Une invention française : le Pick-up
On reproche couramment aux Français, doués d'un merveilleux esprit d'invention, non seulement de ne savoir pas exploiter ce qu'ils découvrent, mais encore bien souvent, par la faute d'une trop grande modestie ou d'une trop grande négligence, de perdre même la paternité d'une invention qui leur appartient, au bénéfice d'une nation qui a su en tirer profit.
Il en est ainsi pour le pick-up. Certains croient qu'il a été inventé peu à peu ; d'autres qu'il nous vient d'Amérique.
C'est en 1896 que F. Dussaud a présenté le pick-up pour la première fois à une réunion de savants à la Sorbonne.
Le pick-up, universellement utilisé aujourd'hui, est un petit dispositif électromagnétique qui remplace le diaphragme du phonographe et qui transforme les vibrations mécaniques de l'aiguille en courants électriques que l'on amplifie ensuite.
Il se compose en principe d'un petit électro-aimant du genre des bobinages des écouteurs téléphoniques devant les tôles duquel se trouve une petite armature en fer à laquelle est fixée l'aiguille.
Lorsqu'on envoie un courant modulé dans l'électro-aimant, il agit sur le fer doux qui vibre en s'éloignant et se rapprochant des pôles de l'électro et communique ces vibrations à l'aiguille.
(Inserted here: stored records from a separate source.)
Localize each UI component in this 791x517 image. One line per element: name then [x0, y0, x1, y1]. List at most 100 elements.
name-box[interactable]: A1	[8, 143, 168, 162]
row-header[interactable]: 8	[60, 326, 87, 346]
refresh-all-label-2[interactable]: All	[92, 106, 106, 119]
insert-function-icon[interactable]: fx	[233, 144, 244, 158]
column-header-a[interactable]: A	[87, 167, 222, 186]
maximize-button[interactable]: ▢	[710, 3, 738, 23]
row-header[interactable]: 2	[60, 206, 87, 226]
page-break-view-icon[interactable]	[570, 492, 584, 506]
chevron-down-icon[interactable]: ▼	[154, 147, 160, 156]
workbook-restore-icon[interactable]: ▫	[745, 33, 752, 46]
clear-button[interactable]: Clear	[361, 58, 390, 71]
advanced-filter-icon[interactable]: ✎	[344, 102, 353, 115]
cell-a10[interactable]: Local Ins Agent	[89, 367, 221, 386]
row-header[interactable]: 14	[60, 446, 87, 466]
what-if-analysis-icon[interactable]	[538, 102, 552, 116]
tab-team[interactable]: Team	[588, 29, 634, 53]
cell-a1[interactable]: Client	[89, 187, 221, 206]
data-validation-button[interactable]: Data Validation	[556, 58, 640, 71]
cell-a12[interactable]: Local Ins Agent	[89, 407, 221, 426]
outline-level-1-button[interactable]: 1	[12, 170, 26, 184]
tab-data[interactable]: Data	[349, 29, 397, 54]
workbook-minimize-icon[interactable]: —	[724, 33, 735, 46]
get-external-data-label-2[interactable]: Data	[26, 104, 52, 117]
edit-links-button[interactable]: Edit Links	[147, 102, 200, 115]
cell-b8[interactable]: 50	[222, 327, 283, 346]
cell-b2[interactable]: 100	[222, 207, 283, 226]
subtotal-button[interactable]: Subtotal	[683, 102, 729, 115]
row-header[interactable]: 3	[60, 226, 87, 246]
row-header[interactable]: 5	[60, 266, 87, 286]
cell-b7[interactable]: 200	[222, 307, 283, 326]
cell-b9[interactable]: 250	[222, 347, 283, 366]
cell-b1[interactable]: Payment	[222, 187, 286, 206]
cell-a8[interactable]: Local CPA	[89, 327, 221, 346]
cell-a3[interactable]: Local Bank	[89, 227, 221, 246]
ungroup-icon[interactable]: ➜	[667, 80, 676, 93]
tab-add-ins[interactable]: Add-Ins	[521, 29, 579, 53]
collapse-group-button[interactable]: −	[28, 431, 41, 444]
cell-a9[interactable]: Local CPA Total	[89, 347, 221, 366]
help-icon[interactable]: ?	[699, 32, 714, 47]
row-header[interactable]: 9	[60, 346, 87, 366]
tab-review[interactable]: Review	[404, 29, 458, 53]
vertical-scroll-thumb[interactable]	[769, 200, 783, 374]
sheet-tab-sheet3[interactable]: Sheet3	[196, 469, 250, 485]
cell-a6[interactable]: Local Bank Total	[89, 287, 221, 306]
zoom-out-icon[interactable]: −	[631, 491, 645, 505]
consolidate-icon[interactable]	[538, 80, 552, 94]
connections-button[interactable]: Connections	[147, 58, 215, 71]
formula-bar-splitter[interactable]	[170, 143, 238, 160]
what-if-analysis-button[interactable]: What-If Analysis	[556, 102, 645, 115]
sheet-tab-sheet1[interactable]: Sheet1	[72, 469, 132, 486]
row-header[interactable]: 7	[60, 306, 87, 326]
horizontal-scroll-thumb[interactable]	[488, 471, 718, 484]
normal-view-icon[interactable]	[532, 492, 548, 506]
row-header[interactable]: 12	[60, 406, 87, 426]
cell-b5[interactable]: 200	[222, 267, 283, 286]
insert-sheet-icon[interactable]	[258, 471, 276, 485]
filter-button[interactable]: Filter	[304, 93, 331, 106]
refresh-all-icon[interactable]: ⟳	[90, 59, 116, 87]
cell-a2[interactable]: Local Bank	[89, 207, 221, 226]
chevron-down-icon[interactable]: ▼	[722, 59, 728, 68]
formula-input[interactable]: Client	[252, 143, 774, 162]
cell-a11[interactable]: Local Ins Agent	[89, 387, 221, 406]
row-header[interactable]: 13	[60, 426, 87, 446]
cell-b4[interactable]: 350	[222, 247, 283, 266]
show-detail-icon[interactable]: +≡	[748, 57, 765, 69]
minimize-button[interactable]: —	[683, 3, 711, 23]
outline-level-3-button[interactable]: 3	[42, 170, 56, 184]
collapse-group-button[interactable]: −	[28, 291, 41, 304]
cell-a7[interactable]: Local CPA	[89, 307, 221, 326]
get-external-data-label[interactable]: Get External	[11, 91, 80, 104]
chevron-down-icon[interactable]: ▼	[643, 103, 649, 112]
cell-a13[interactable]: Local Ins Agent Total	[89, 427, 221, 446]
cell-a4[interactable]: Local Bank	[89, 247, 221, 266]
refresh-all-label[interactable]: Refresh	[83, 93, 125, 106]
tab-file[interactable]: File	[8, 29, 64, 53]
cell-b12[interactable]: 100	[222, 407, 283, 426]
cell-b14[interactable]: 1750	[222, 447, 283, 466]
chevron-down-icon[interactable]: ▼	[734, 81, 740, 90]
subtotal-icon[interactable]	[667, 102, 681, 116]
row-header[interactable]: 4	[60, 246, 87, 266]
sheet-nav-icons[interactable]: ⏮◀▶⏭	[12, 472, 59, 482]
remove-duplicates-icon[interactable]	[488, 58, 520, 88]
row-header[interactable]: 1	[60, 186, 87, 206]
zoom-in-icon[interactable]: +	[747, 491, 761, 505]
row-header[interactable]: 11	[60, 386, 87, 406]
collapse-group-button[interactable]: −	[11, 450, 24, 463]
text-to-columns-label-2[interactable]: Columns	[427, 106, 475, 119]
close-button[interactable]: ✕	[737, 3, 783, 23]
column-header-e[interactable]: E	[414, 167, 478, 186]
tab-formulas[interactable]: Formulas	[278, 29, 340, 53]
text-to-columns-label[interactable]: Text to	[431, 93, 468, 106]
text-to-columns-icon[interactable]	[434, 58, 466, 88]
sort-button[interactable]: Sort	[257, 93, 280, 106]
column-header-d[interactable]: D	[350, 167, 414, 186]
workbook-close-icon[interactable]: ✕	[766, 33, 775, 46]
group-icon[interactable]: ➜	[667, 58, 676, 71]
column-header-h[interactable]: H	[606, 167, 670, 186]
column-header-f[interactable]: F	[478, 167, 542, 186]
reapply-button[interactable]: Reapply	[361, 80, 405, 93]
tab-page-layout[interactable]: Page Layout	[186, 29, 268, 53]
L'aiguille enregistre alors une trace du courant dans une matière plastique.
Lorsque l'on fait repasser l'aiguille dans la trace ainsi obtenue, elle épouse les vibrations gravées dans la cire et reproduit les mêmes mouvements qu'elle possédait lors de l'enregistrement : elle les communique au fer doux qui, en vibrant, engendre par induction un courant dans l'électro. Ce courant reproduit le courant qui avait été envoyé dans l'électro.
Coupe d'un pick-up enregistreur "mélographe" Thorens.
D'une façon générale, le pick-up enregistre et reproduit les phénomènes électriques ; l'inventeur du pick-up avait dit, en le présentant à la Sorbonne : on pourra conserver les phénomènes électriques.
Il est bien évident que si l'on transforme en phénomènes électriques d'autres phénomènes vibratoires, le pick-up pourra indirectement conserver ces phénomènes vibratoires. D'où deux applications du pick-up, l'une déjà ancienne puisqu'elle est née en même temps que lui (phonographe électrique), l'autre tout à fait récente puisqu'elle n'a pas encore reçu son application : c'est la photographie et la cinématographie électriques.
Enregistrement et reproduction électrique des phénomènes sonores. — Le pick-up permet d'enregistrer et de reproduire des phénomènes sonores. C'est la première application. F. Dussaud, dès 1896, fit entendre à la Sorbonne le premier phonographe électrique avec ses quatre organes maintenant si répandus :
1° Le microphone d'enregistrement ;
2° Le pick-up enregistreur ;
3° Le pick-up reproducteur ;
4° Le haut-parleur.
Mais, dès 1894, le jeune physicien François Dussaud, âgé de vingt-trois ans, avait inventé cet appareil.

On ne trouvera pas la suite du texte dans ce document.